“Education is the most powerful weapon which you can use to change the world.” – Nelson Mandela
My last month of working with kids taught me a lot about education and my abilities as a teacher. After I learned a few key pieces of information on how the brain processes information and the different styles of learning I was able to sit and observe the kids with much more patience and understanding. I really started to get them.
I grew up getting smacked for not listening. I got in a lot of trouble in school when I was younger. I was disruptive, hyperactive, and always talked back to my teachers. Even though I could ace every test with little effort, I was considered a kid that needed extensive disciplinary reinforcement. The thing that really sucked was that I was a nice kid. I cared about other people and I wanted my teachers to like me.
Instead of facilitating my obvious desire to learn and be challenged, my teachers tried to control me and stuff me into a box. As a result, by the end of my time in organized education, I couldn’t stand school and I looked at authority figures as cowards instead of role models.
Educators spend a lot of time being stifled by limited resources in their classrooms. They also don’t feel like they get the respect they deserve from their students. And the entire education system reeks of missed opportunities.
We have to understand, kids are smarter than us. We can’t teach them the same way we used to. They are now the ones teaching us. And if we can get over our pride and pay attention to what’s in front of us, we can give them just the right push to help shape the future of powerful young leaders.
“Children must be taught how to think, not what to think.” – Margaret Mead
Here are 5 things I learned from my students that have made me a better person and a much better educator.
1. We can’t lie to ourselves. Kids are immune to bullshit and they tell it like it is around their friends. Being inauthentic literally hurts them and is the fastest way to lose their attention and never get it back.
Kids don’t even mind if you’re dorky or listen to bad music, as long as you own it. They respect that. Everyone does. And it might take them some time to appreciate you for who you are but they are paying attention and taking pieces of what you’re giving off and shaping their own personalities because it’s real, and that’s what they understand.
2. We need support. We are emotional creatures. We love art and self-expression. But nearly every ounce of freedom has been squeezed out of us in the course of our lives. Standing alone hurts. Being supported by the people around you doesn’t hurt. In fact it rocks so hard it should be included in Obamacare. Everyone wants the freedom to stand out and be themselves, especially when they’re young.
We’ve all got weird stuff we do in our bathroom mirrors in a moment of liberation that we would love to do in front of the people we care about. Who doesn’t want to feel more connected to the people around them? Support is the same as love and when we encourage those around us to stand up and be something original the love comes back around in a big way. Kids do this naturally when their friends put themselves on the line. They light up and make those brave people feel like heroes.
3. We need to be challenged. If you’ve ever tried to half-ass a lesson to a kid you know that they aren’t buying it. They respond well and function at their highest when they are under some form of pressure. The people around us aren’t there to agree with everything we say and coddle us so much that we never experience the fear of standing on our own. We will only grow from our challenges.

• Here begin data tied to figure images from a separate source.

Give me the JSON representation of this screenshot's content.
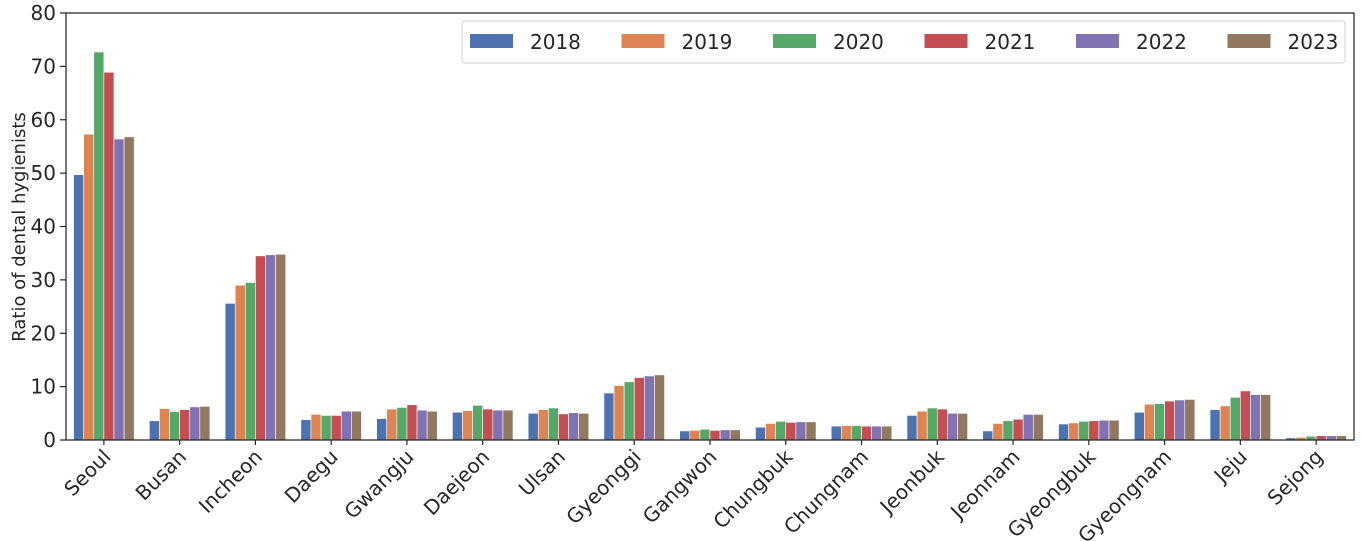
{
  "chart_data": {
    "type": "bar",
    "ylabel": "Ratio of dental hygienists",
    "xlabel": "",
    "ylim": [
      0,
      80
    ],
    "yticks": [
      0,
      10,
      20,
      30,
      40,
      50,
      60,
      70,
      80
    ],
    "grid": false,
    "legend_position": "top-right",
    "categories": [
      "Seoul",
      "Busan",
      "Incheon",
      "Daegu",
      "Gwangju",
      "Daejeon",
      "Ulsan",
      "Gyeonggi",
      "Gangwon",
      "Chungbuk",
      "Chungnam",
      "Jeonbuk",
      "Jeonnam",
      "Gyeongbuk",
      "Gyeongnam",
      "Jeju",
      "Sejong"
    ],
    "series": [
      {
        "name": "2018",
        "color": "#4c72b0",
        "values": [
          49.7,
          3.6,
          25.6,
          3.8,
          4.0,
          5.2,
          5.0,
          8.8,
          1.7,
          2.4,
          2.6,
          4.6,
          1.7,
          3.0,
          5.2,
          5.7,
          0.4
        ]
      },
      {
        "name": "2019",
        "color": "#dd8452",
        "values": [
          57.3,
          5.9,
          29.0,
          4.8,
          5.8,
          5.5,
          5.7,
          10.2,
          1.8,
          3.1,
          2.7,
          5.4,
          3.1,
          3.2,
          6.7,
          6.4,
          0.5
        ]
      },
      {
        "name": "2020",
        "color": "#55a868",
        "values": [
          72.7,
          5.3,
          29.5,
          4.6,
          6.1,
          6.5,
          6.0,
          10.9,
          2.0,
          3.5,
          2.7,
          6.0,
          3.6,
          3.5,
          6.8,
          8.0,
          0.7
        ]
      },
      {
        "name": "2021",
        "color": "#c44e52",
        "values": [
          68.9,
          5.7,
          34.5,
          4.6,
          6.6,
          5.8,
          4.9,
          11.7,
          1.8,
          3.3,
          2.6,
          5.8,
          3.9,
          3.6,
          7.3,
          9.2,
          0.8
        ]
      },
      {
        "name": "2022",
        "color": "#8172b3",
        "values": [
          56.4,
          6.2,
          34.7,
          5.4,
          5.6,
          5.6,
          5.1,
          12.0,
          1.9,
          3.4,
          2.6,
          5.0,
          4.8,
          3.7,
          7.5,
          8.5,
          0.8
        ]
      },
      {
        "name": "2023",
        "color": "#937860",
        "values": [
          56.8,
          6.3,
          34.8,
          5.4,
          5.4,
          5.6,
          5.0,
          12.2,
          1.9,
          3.4,
          2.6,
          5.0,
          4.8,
          3.7,
          7.6,
          8.5,
          0.8
        ]
      }
    ]
  }
}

When we roll into work and get to the computer and know that there is no chance of anything exceptional happening to us in that day then we are truly suffering. But when we are given the opportunity to rise up and solve problems under pressure and think creativity, then we start to operate with a touch of magic and our days give us life instead of taking it away from us.
4. We must speak up. A lot of unjust stuff happens in our periphery. What kind of people are we if we don’t say anything? Kids don’t look up to that. Their communication style is still so pure. When they feel something in their little hearts, they say it. And you can tell by looking at them how they are feeling.

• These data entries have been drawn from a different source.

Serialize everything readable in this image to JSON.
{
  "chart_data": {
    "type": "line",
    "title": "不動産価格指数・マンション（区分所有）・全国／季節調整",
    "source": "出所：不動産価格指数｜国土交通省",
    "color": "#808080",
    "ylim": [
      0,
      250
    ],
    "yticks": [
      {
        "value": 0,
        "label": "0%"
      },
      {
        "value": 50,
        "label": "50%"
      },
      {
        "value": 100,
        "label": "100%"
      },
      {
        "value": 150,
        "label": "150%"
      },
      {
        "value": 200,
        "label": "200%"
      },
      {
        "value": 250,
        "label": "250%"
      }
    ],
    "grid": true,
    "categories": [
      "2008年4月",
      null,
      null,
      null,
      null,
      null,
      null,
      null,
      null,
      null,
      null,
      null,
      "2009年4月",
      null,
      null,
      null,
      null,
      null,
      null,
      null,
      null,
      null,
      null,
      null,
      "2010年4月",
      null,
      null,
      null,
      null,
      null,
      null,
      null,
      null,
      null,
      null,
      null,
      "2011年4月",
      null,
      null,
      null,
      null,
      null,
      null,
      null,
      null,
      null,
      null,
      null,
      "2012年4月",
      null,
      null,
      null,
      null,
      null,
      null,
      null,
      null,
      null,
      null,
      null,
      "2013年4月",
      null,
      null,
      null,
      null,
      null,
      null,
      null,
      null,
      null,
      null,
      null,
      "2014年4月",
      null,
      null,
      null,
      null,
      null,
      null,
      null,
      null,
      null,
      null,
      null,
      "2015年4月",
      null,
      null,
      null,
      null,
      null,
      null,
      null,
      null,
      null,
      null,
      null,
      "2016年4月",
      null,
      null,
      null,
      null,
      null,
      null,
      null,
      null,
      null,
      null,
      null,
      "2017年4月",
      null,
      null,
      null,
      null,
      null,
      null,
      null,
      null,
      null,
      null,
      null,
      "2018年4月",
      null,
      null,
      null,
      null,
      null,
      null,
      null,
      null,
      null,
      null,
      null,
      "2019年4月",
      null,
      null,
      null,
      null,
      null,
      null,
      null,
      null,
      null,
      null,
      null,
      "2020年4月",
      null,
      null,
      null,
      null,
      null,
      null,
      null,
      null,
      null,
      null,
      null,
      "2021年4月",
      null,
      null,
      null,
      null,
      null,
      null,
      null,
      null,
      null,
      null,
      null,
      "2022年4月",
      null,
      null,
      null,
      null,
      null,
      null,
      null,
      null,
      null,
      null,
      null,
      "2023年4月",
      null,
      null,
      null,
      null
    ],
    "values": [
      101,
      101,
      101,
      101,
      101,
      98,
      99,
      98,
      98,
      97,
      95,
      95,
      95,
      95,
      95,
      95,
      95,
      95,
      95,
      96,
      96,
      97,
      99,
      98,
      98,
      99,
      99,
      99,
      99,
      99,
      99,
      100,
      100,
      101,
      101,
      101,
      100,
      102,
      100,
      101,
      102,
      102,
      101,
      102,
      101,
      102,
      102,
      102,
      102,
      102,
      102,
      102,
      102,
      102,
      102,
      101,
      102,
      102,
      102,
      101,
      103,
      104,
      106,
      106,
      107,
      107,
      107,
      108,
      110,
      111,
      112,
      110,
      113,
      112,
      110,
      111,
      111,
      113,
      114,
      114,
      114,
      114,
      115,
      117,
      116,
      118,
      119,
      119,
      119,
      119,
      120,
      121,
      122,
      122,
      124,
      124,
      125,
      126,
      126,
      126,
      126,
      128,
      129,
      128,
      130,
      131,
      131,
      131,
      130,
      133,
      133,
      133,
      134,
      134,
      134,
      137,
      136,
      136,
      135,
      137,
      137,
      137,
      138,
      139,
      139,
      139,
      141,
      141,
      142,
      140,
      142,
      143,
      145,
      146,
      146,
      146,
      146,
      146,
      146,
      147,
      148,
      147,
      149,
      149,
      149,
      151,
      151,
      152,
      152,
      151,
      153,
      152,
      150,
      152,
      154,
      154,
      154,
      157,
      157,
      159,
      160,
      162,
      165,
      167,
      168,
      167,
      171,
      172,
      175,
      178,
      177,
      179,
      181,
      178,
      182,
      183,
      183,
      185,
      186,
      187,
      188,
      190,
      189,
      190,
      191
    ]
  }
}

We can’t keep putting on masks and saving face. We feel things inside and we don’t say anything because when we take a look around we are afraid people will think we are stupid. But we’re not. Our thoughts are significant and our judgment is inherently good, it’s nothing to keep inside.

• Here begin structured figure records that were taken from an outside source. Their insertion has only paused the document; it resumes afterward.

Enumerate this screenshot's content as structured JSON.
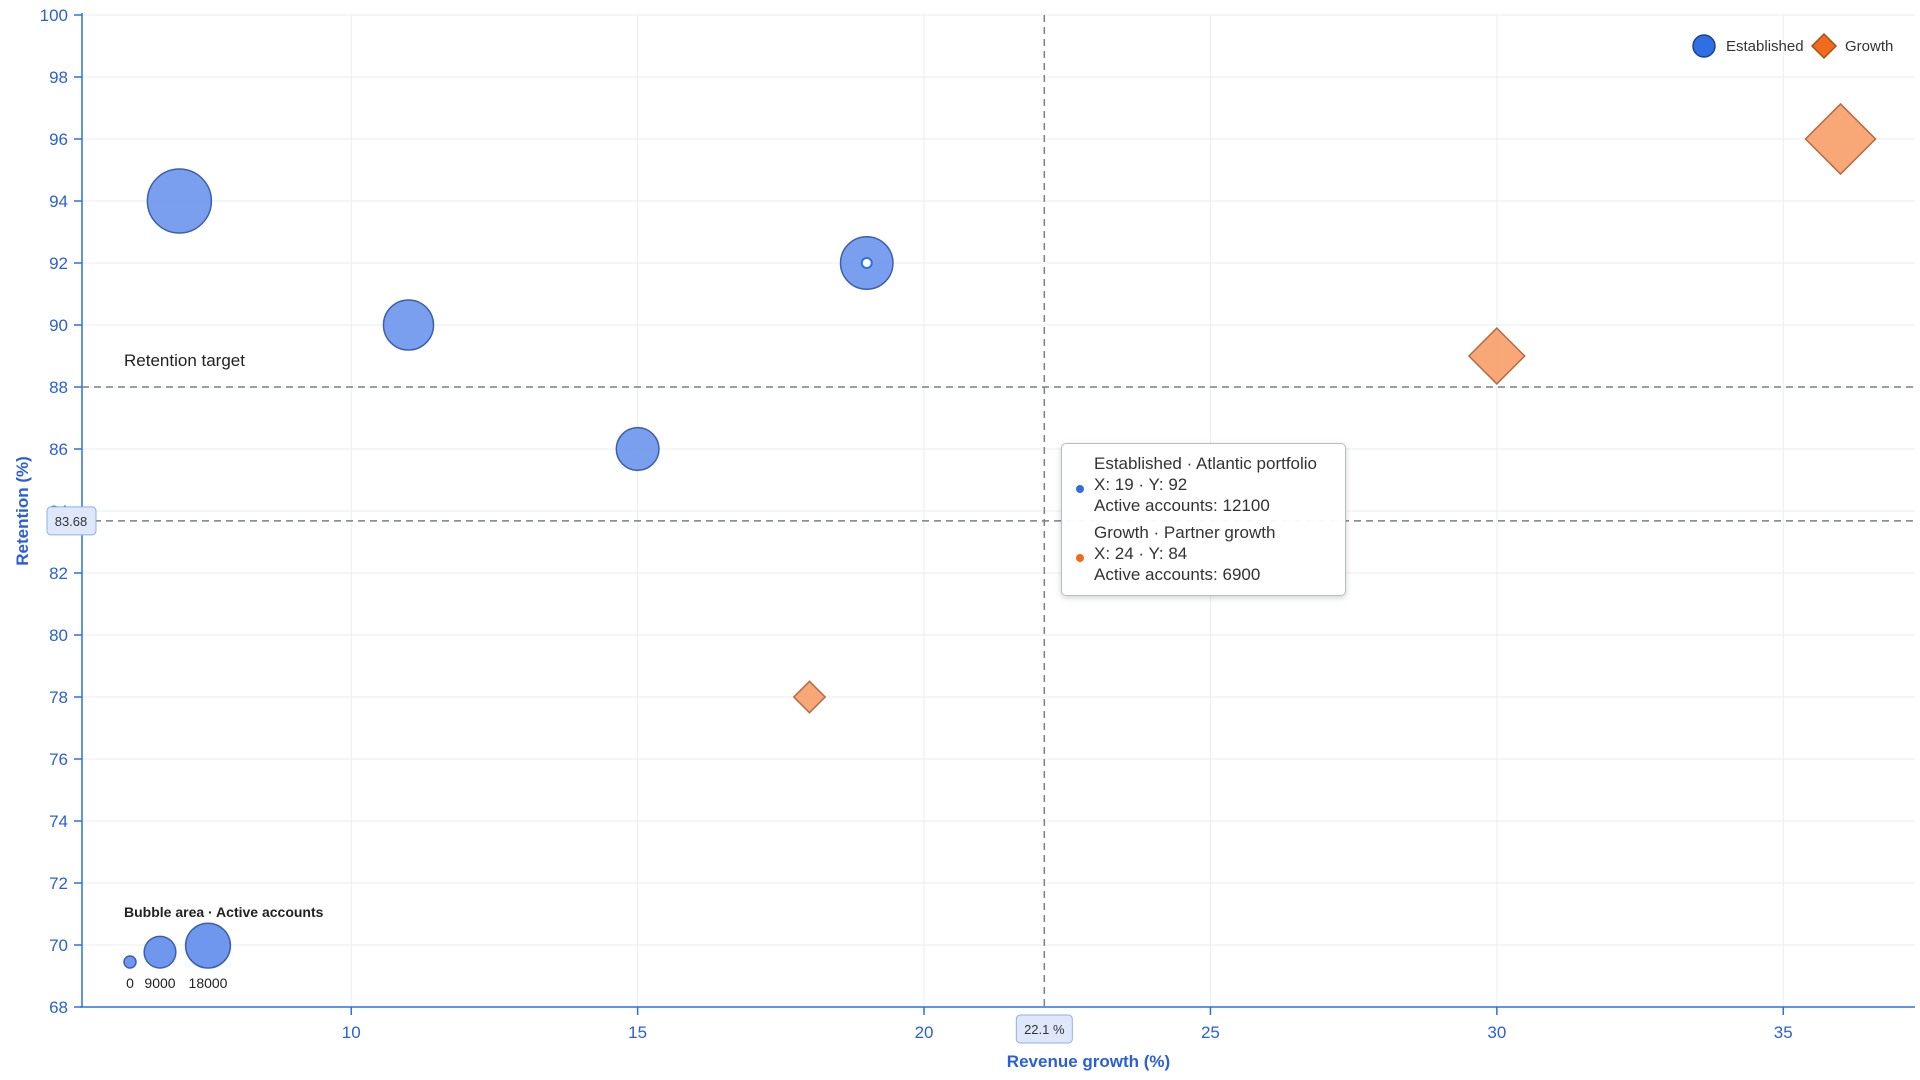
{
  "chart_data": {
    "type": "scatter",
    "subtype": "bubble",
    "xlabel": "Revenue growth (%)",
    "ylabel": "Retention (%)",
    "xlim": [
      5.3,
      37.3
    ],
    "ylim": [
      68,
      100
    ],
    "x_ticks": [
      10,
      15,
      20,
      25,
      30,
      35
    ],
    "y_ticks": [
      68,
      70,
      72,
      74,
      76,
      78,
      80,
      82,
      84,
      86,
      88,
      90,
      92,
      94,
      96,
      98,
      100
    ],
    "grid": true,
    "legend_position": "top-right",
    "size_metric": "Active accounts",
    "series": [
      {
        "name": "Established",
        "marker": "circle",
        "color": "#2f6fe4",
        "points": [
          {
            "x": 7,
            "y": 94,
            "size": 18000
          },
          {
            "x": 11,
            "y": 90,
            "size": 11000
          },
          {
            "x": 15,
            "y": 86,
            "size": 8000
          },
          {
            "x": 19,
            "y": 92,
            "size": 12100
          }
        ]
      },
      {
        "name": "Growth",
        "marker": "diamond",
        "color": "#f26b1d",
        "points": [
          {
            "x": 18,
            "y": 78,
            "size": 3000
          },
          {
            "x": 30,
            "y": 89,
            "size": 9500
          },
          {
            "x": 36,
            "y": 96,
            "size": 15000
          }
        ]
      }
    ],
    "reference_line": {
      "y": 88,
      "label": "Retention target"
    },
    "crosshair": {
      "x": 22.1,
      "y": 83.68,
      "x_label": "22.1 %",
      "y_label": "83.68"
    },
    "highlight_point": {
      "series": "Established",
      "x": 19,
      "y": 92
    },
    "size_legend": {
      "title": "Bubble area · Active accounts",
      "values": [
        0,
        9000,
        18000
      ],
      "labels": [
        "0",
        "9000",
        "18000"
      ]
    },
    "tooltip": [
      {
        "color": "#2f6fe4",
        "title": "Established · Atlantic portfolio",
        "coords": "X: 19 · Y: 92",
        "detail": "Active accounts: 12100"
      },
      {
        "color": "#f26b1d",
        "title": "Growth · Partner growth",
        "coords": "X: 24 · Y: 84",
        "detail": "Active accounts: 6900"
      }
    ]
  }
}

5. There has to be dancing. Watch a kid when music comes on. Then pay attention to how you feel inside the first 5 or 10 seconds of a song, that time before you filter your existence through a lens that tends to let other people ruin your fun. Movement is inherent. There’s no such person that can feel bad after dancing. It’s more liberating than drugs and alcohol combined. And although it might be incredibly scary to get started, it’s nearly impossible to stop.
Watching someone dance, even if they suck, gives you hope. It’s who you want to be. Get moving and be changed forever.
And thank you kids for rocking so hard it hurts.